Whitewater Rafting
San Miguel River
Teleride, CO
June 2011
Teleride, CO
June 2011
“What do you
have for chicken shits because deep down I am a chicken shit”, I asked the guy
at the adventure store, Telluride
Outdoors. He schedules adventure
trips for people with skills, talent, courage, strength and common sense and
also for me.
Me. I don’t swim and I don’t have any upper body
strength and I am afraid of drowning.
But I am lured to the water. It owns me.
And I get sucked into one water adventure after another and with most, I
leave the experiences exhilarated and recognizing that my water game of Russian
roulette is someday going to catch up to me.
I am working on borrowed odds against me. I have got to learn to swim.
But I am in
Colorado and the rivers are raging with rapid whitewater and the mountains are snowcapped
and gorgeous. So I just had to go white water rafting. And surely this company has to offer safe trips
because you couldn’t maintain a business if people were falling out and
drowning. So it had to be ok to do this. And this is the self-talk I go through every time
I decide to throw caution to the wind and jump in to something without enough
thought.
I reserved a
morning trip, thinking the afternoon sun would be too, too intense. But when I wake up at 730 AM and the sun is barely
up and it was still cold, I wish I had reserved an afternoon slot.
We are on
the San Miguel River by 9:00 AM and I am outfitted in neoprene booties, water
pants, water jacket, no hat, no sunglasses and a ton of anxiety. I let it be known immediately that I was a
chicken shit. I tell everyone that I am
afraid. I get a few looks but no one
tells me to stay behind, so I take that as some sort of sign to continue on my
plight. We have to break up in to teams of six and I immediately hook up with
five 22 year olds. They are all friends
and looking for a good time. I figure they have strength and no fear: two ingredients
that are going to help me get through the next three hours of this cold, wet,
dangerous adventure.
My teammates
had all choose to limit their use of the protective gear and less than a minute
on the river, we hit a rapid with head on force and were baptizes to the harsh,
freezing cold water. They yelp at the
cold, brutal shock. And the men make
comments about shrinkage.
We sit on
the very edge of the raft, our rear ends positioned slightly on the side. Our feet are to be locked in, tucked firmly
in the along the walls of the raft. My
feet are tucked in so tight that I worry what would happen if we capsized. I wouldn’t be able to get myself loose.
So now, I
worry about drowning by (1) capsizing and getting stuck, (2) by being thrown
overboard and getting stuck under the raft, (3) going overboard and hitting my
head on a rock and dying instantly, and (4) trying to rescue someone who fell
out who pulled me in the water and then drowns me in his panic. Other than
those scenarios, nothing else is on my mind.
I don’t know
what any of the scenery looks like because I am too, too focused on my
paddling. I have a one-track mind. I am focused on the river in front of me and nothing
else. The guide tells me that my safest way to avoid falling in is to
paddle. So I want to keep paddling whether
it was necessary or not.
Our guide sits
on the back of the raft and gives command:
“Paddle
forward, everyone”!
“Left back;
right, forward!”
“Stop.”
“Forward,
forward."
"Keep paddling forward, through
the rapids, don’t stop.
"Paddle, Keep paddling!!!”
“Right side,
I need more effort from you” (I was on the left side and I was pretty proud of
us).
Our guide is
a young, handsome, charismatic man who knows what he is doing and he gives us
commands in a calm voice which helps calm my nerves.
“That one
wasn’t so bad”, he would comment after we ride through a rapid, “you’re still
alive, he would joke. I appreciate his
effort to keep the moment in a healthy perspective but I am not in the
mood. I have more important thoughts on
my mind. I am too focused on the task of not dying.

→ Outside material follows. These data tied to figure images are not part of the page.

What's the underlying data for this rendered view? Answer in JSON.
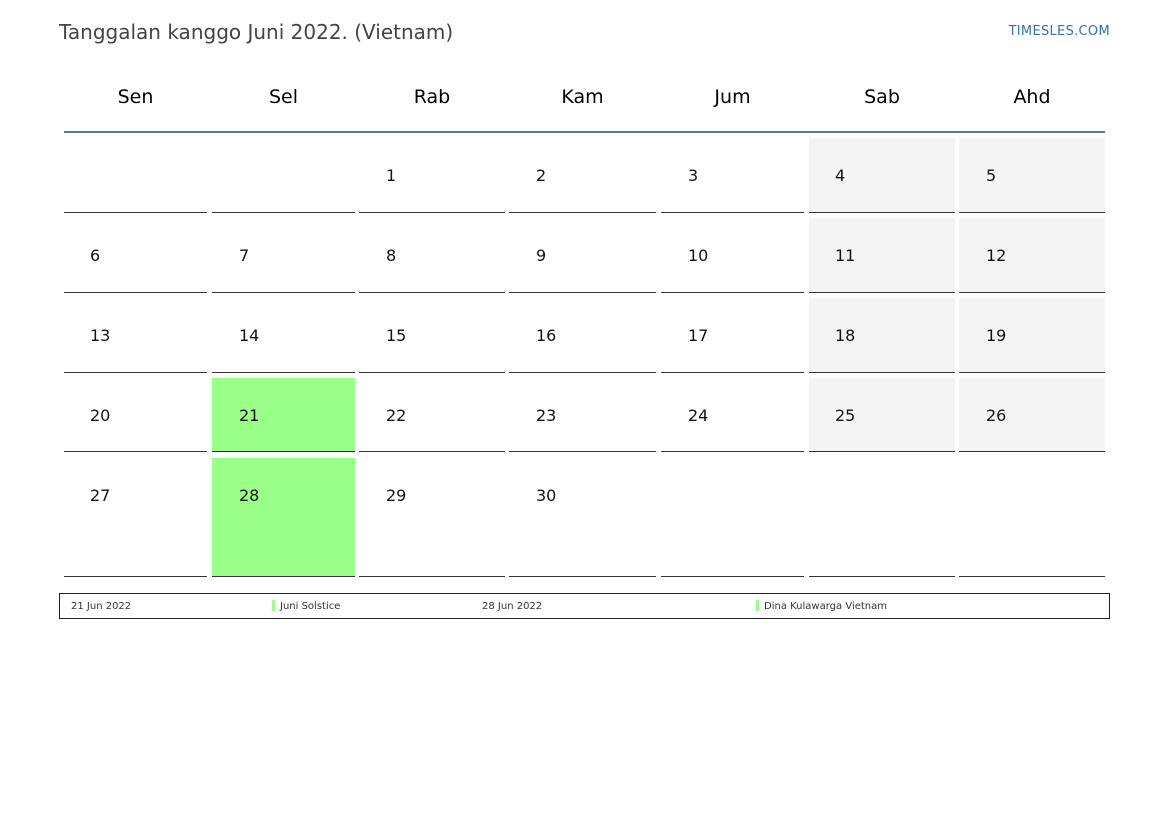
{
  "title": "Tanggalan kanggo Juni 2022. (Vietnam)",
  "brand": "TIMESLES.COM",
  "colors": {
    "weekend": "#f4f4f4",
    "holiday": "#99ff88",
    "header_rule": "#5a7696",
    "brand": "#3572b0"
  },
  "weekdays": [
    "Sen",
    "Sel",
    "Rab",
    "Kam",
    "Jum",
    "Sab",
    "Ahd"
  ],
  "weeks": [
    [
      null,
      null,
      1,
      2,
      3,
      4,
      5
    ],
    [
      6,
      7,
      8,
      9,
      10,
      11,
      12
    ],
    [
      13,
      14,
      15,
      16,
      17,
      18,
      19
    ],
    [
      20,
      21,
      22,
      23,
      24,
      25,
      26
    ],
    [
      27,
      28,
      29,
      30,
      null,
      null,
      null
    ]
  ],
  "holiday_days": [
    21,
    28
  ],
  "legend": [
    {
      "date": "21 Jun 2022",
      "name": "Juni Solstice"
    },
    {
      "date": "28 Jun 2022",
      "name": "Dina Kulawarga Vietnam"
    }
  ]
}
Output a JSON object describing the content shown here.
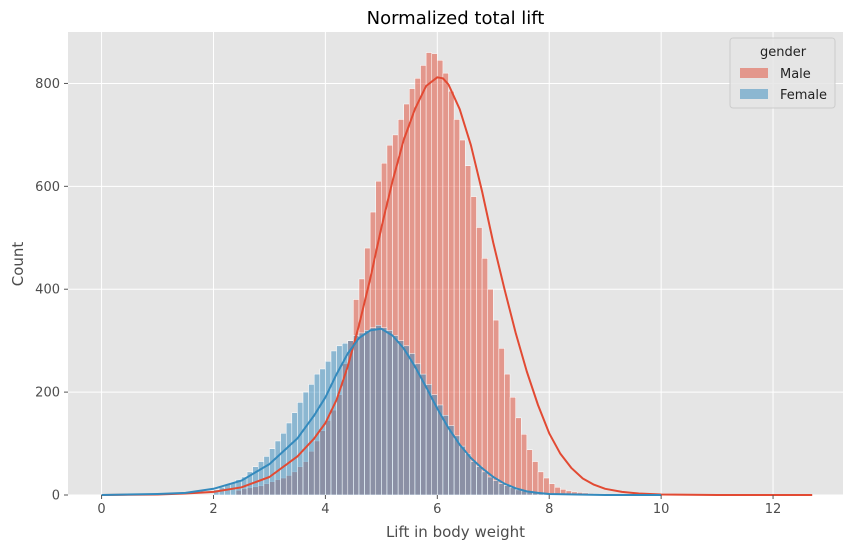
{
  "chart_data": {
    "type": "bar",
    "title": "Normalized total lift",
    "xlabel": "Lift in body weight",
    "ylabel": "Count",
    "xlim": [
      -0.6,
      13.25
    ],
    "ylim": [
      0,
      900
    ],
    "xticks": [
      0,
      2,
      4,
      6,
      8,
      10,
      12
    ],
    "yticks": [
      0,
      200,
      400,
      600,
      800
    ],
    "grid": true,
    "legend": {
      "title": "gender",
      "placement": "top-right"
    },
    "bin_width": 0.1,
    "series": [
      {
        "name": "Male",
        "color": "#E24A33",
        "bin_starts": [
          2.4,
          2.5,
          2.6,
          2.7,
          2.8,
          2.9,
          3.0,
          3.1,
          3.2,
          3.3,
          3.4,
          3.5,
          3.6,
          3.7,
          3.8,
          3.9,
          4.0,
          4.1,
          4.2,
          4.3,
          4.4,
          4.5,
          4.6,
          4.7,
          4.8,
          4.9,
          5.0,
          5.1,
          5.2,
          5.3,
          5.4,
          5.5,
          5.6,
          5.7,
          5.8,
          5.9,
          6.0,
          6.1,
          6.2,
          6.3,
          6.4,
          6.5,
          6.6,
          6.7,
          6.8,
          6.9,
          7.0,
          7.1,
          7.2,
          7.3,
          7.4,
          7.5,
          7.6,
          7.7,
          7.8,
          7.9,
          8.0,
          8.1,
          8.2,
          8.3,
          8.4,
          8.5,
          8.6,
          8.7,
          8.8,
          8.9,
          9.0,
          9.1
        ],
        "values": [
          9,
          12,
          14,
          16,
          18,
          22,
          26,
          30,
          33,
          38,
          45,
          55,
          65,
          85,
          105,
          125,
          145,
          165,
          195,
          255,
          300,
          380,
          420,
          480,
          550,
          610,
          645,
          680,
          700,
          730,
          760,
          790,
          810,
          835,
          860,
          858,
          845,
          820,
          785,
          730,
          690,
          640,
          580,
          520,
          460,
          400,
          340,
          285,
          235,
          190,
          150,
          118,
          88,
          65,
          45,
          33,
          22,
          15,
          11,
          8,
          6,
          5,
          4,
          3,
          2,
          2,
          1,
          1
        ],
        "kde_x": [
          0.0,
          1.0,
          1.5,
          2.0,
          2.5,
          3.0,
          3.5,
          3.8,
          4.0,
          4.2,
          4.4,
          4.6,
          4.8,
          5.0,
          5.2,
          5.4,
          5.6,
          5.8,
          6.0,
          6.1,
          6.2,
          6.4,
          6.6,
          6.8,
          7.0,
          7.2,
          7.4,
          7.6,
          7.8,
          8.0,
          8.2,
          8.4,
          8.6,
          8.8,
          9.0,
          9.3,
          9.6,
          10.0,
          11.0,
          12.7
        ],
        "kde_y": [
          0,
          1,
          3,
          6,
          15,
          35,
          75,
          110,
          140,
          185,
          250,
          330,
          420,
          520,
          610,
          690,
          750,
          795,
          812,
          810,
          798,
          750,
          680,
          590,
          490,
          400,
          315,
          240,
          175,
          120,
          80,
          52,
          32,
          20,
          12,
          6,
          3,
          1,
          0,
          0
        ]
      },
      {
        "name": "Female",
        "color": "#348ABD",
        "bin_starts": [
          2.0,
          2.1,
          2.2,
          2.3,
          2.4,
          2.5,
          2.6,
          2.7,
          2.8,
          2.9,
          3.0,
          3.1,
          3.2,
          3.3,
          3.4,
          3.5,
          3.6,
          3.7,
          3.8,
          3.9,
          4.0,
          4.1,
          4.2,
          4.3,
          4.4,
          4.5,
          4.6,
          4.7,
          4.8,
          4.9,
          5.0,
          5.1,
          5.2,
          5.3,
          5.4,
          5.5,
          5.6,
          5.7,
          5.8,
          5.9,
          6.0,
          6.1,
          6.2,
          6.3,
          6.4,
          6.5,
          6.6,
          6.7,
          6.8,
          6.9,
          7.0,
          7.1,
          7.2,
          7.3,
          7.4,
          7.5,
          7.6,
          7.7,
          7.8,
          7.9,
          8.0,
          8.1,
          8.2,
          8.3,
          8.4,
          8.5
        ],
        "values": [
          10,
          15,
          20,
          25,
          30,
          35,
          45,
          55,
          65,
          75,
          90,
          105,
          120,
          140,
          160,
          180,
          200,
          215,
          235,
          245,
          260,
          280,
          290,
          295,
          300,
          310,
          315,
          320,
          325,
          330,
          325,
          320,
          310,
          300,
          290,
          275,
          255,
          235,
          215,
          195,
          175,
          155,
          135,
          115,
          95,
          80,
          65,
          55,
          45,
          35,
          28,
          22,
          18,
          14,
          10,
          8,
          6,
          5,
          4,
          3,
          2,
          2,
          1,
          1,
          1,
          1
        ],
        "kde_x": [
          0.0,
          1.0,
          1.5,
          2.0,
          2.5,
          3.0,
          3.5,
          3.8,
          4.0,
          4.2,
          4.4,
          4.6,
          4.8,
          5.0,
          5.2,
          5.4,
          5.6,
          5.8,
          6.0,
          6.2,
          6.4,
          6.6,
          6.8,
          7.0,
          7.2,
          7.4,
          7.6,
          7.8,
          8.0,
          8.5,
          9.0,
          10.0
        ],
        "kde_y": [
          0,
          2,
          4,
          12,
          28,
          60,
          110,
          155,
          190,
          235,
          275,
          305,
          320,
          323,
          310,
          285,
          250,
          210,
          168,
          130,
          98,
          72,
          52,
          35,
          22,
          13,
          7,
          4,
          2,
          1,
          0,
          0
        ]
      }
    ]
  }
}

I never approach a rapid with any confidence. But after a while, I approach a rapid with
the determination to paddle my heart out to the best of my pathetic
ability. I am not going to fall out.
We hit a rock
once, on the right side and I think we are going to capsize. Sheer panic surges through me. We don’t capsize but we come pretty close. “Right
side, I need more from you. Paddle
harder”, shouts our guide. That comment just fills my determination to paddle
with even more gusto.
We travel
nine miles and there is never a moment to relax because rapids are
everywhere. And when we aren’t paddling,
I am holding on for dear life to the panic rope (AKA the OH SHIT rope) to my
right. I cling to that rope every chance
I got.
And after
three hours, we turn a bend and paddle in o a cleared patch and men are wanting
for us and the trip is over and I am a little saddened. As I return my paddle
and surrender my life jacket, I think to myself, “ Maybe someday, I will get up
the nerve to ride the rapids of the Colorado River”.